まず、現在の毎月の支出状況を確認すると次のとおりでした(図表2)。

【図表2】Aさんの家庭の支出額
筆者作成

やはり、住宅ローン等の住まいにかかるお金と教育費の大きさが家計を逼迫させています。貯蓄額は2025年の時点で1500万円ほど。Aさんはプライドが高いため、「定年退職まではタワマンを出たくない」と言っているそうですが、このままでは貯蓄は枯渇してしまいます。

通帳を前に、頭を抱える男性
写真=iStock.com/takasuu
※写真はイメージです

返しても返しても元金が減らない

Aさんの住宅ローンは次のとおりです。

・変動金利型(5年ルール・125%ルール適用)毎年4月・10月に金利の見直し
・35年ローン 元利均等返済、ボーナス返済なし
・現在の返済額:毎月20万9441円

Aさんの住宅ローンは、5年ルール適用のため、2029年4月に返済額がアップする予定です。しかし、2029年4月までは毎月の返済額は変わりませんが、変動金利型ローンは半年ごとに金利が見直されるため、次のように内訳(元金と利息)は確実に変わっています(図表3)。
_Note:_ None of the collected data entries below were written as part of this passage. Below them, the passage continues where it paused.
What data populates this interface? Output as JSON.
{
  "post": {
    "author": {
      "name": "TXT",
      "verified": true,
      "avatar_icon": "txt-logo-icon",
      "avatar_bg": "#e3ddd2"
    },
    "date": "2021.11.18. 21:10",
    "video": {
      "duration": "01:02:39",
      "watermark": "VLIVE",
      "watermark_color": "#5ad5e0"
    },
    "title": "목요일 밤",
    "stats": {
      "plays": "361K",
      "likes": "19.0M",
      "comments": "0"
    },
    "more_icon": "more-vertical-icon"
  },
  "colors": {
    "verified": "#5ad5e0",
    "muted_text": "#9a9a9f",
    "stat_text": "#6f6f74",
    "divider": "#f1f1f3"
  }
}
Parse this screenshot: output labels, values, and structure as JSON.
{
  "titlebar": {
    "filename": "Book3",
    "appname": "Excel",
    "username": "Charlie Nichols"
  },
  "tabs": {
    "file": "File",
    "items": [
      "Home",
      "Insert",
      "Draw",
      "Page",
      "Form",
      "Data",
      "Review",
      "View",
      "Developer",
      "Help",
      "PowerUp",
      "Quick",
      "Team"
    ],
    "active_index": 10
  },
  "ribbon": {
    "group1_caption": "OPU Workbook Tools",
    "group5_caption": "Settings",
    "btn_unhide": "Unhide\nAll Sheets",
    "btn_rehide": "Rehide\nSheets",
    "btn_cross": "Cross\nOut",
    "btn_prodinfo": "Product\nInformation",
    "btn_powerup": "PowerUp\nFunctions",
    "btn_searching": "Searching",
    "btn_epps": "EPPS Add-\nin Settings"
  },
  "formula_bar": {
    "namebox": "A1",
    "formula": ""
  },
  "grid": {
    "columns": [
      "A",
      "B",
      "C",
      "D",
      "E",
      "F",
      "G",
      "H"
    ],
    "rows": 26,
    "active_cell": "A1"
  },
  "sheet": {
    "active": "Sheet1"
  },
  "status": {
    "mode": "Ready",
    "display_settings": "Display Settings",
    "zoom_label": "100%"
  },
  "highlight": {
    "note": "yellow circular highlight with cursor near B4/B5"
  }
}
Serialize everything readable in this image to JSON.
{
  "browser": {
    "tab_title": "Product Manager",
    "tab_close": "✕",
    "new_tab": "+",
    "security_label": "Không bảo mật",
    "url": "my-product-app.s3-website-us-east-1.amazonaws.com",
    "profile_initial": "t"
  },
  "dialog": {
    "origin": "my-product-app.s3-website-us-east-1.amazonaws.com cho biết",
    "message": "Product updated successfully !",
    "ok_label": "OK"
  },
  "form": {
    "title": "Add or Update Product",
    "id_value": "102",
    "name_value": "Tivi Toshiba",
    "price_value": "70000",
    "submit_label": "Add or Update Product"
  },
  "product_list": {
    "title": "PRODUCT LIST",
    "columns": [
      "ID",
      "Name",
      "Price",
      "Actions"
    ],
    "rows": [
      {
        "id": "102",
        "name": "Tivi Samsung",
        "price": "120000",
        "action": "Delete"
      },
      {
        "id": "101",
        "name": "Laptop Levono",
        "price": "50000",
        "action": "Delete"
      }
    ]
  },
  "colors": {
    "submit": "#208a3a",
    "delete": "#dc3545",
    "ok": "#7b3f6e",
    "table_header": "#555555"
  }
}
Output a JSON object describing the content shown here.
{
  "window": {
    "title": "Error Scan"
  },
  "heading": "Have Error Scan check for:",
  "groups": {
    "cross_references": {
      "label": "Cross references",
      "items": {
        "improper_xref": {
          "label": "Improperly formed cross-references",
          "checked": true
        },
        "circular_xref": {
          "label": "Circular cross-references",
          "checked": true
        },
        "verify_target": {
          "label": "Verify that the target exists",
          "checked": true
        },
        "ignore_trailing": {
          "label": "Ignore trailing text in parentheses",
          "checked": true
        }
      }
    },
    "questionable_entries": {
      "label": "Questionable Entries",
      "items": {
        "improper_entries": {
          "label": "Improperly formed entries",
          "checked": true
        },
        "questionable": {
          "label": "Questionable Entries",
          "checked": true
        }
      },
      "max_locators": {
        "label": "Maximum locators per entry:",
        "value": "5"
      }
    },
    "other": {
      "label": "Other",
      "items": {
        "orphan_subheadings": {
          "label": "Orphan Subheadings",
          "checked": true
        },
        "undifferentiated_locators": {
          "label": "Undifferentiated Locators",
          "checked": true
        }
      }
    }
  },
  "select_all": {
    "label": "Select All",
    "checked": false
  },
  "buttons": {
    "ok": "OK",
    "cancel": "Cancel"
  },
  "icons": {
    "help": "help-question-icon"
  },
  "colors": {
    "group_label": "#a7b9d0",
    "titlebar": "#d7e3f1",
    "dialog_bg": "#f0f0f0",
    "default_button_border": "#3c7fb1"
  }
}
※金利が上がると、毎月の返済額が変わらなくても、支払う利息の割合が増えて元金(ローンの元本)が全然減らなくなる(未払利息のリスクが生じる)

【図表3】Aさんの住宅ローン金利推移と返済額の内訳
筆者作成

そして、2029年4月以降の返済額は、毎月23万8833円(+2万9392円)となります。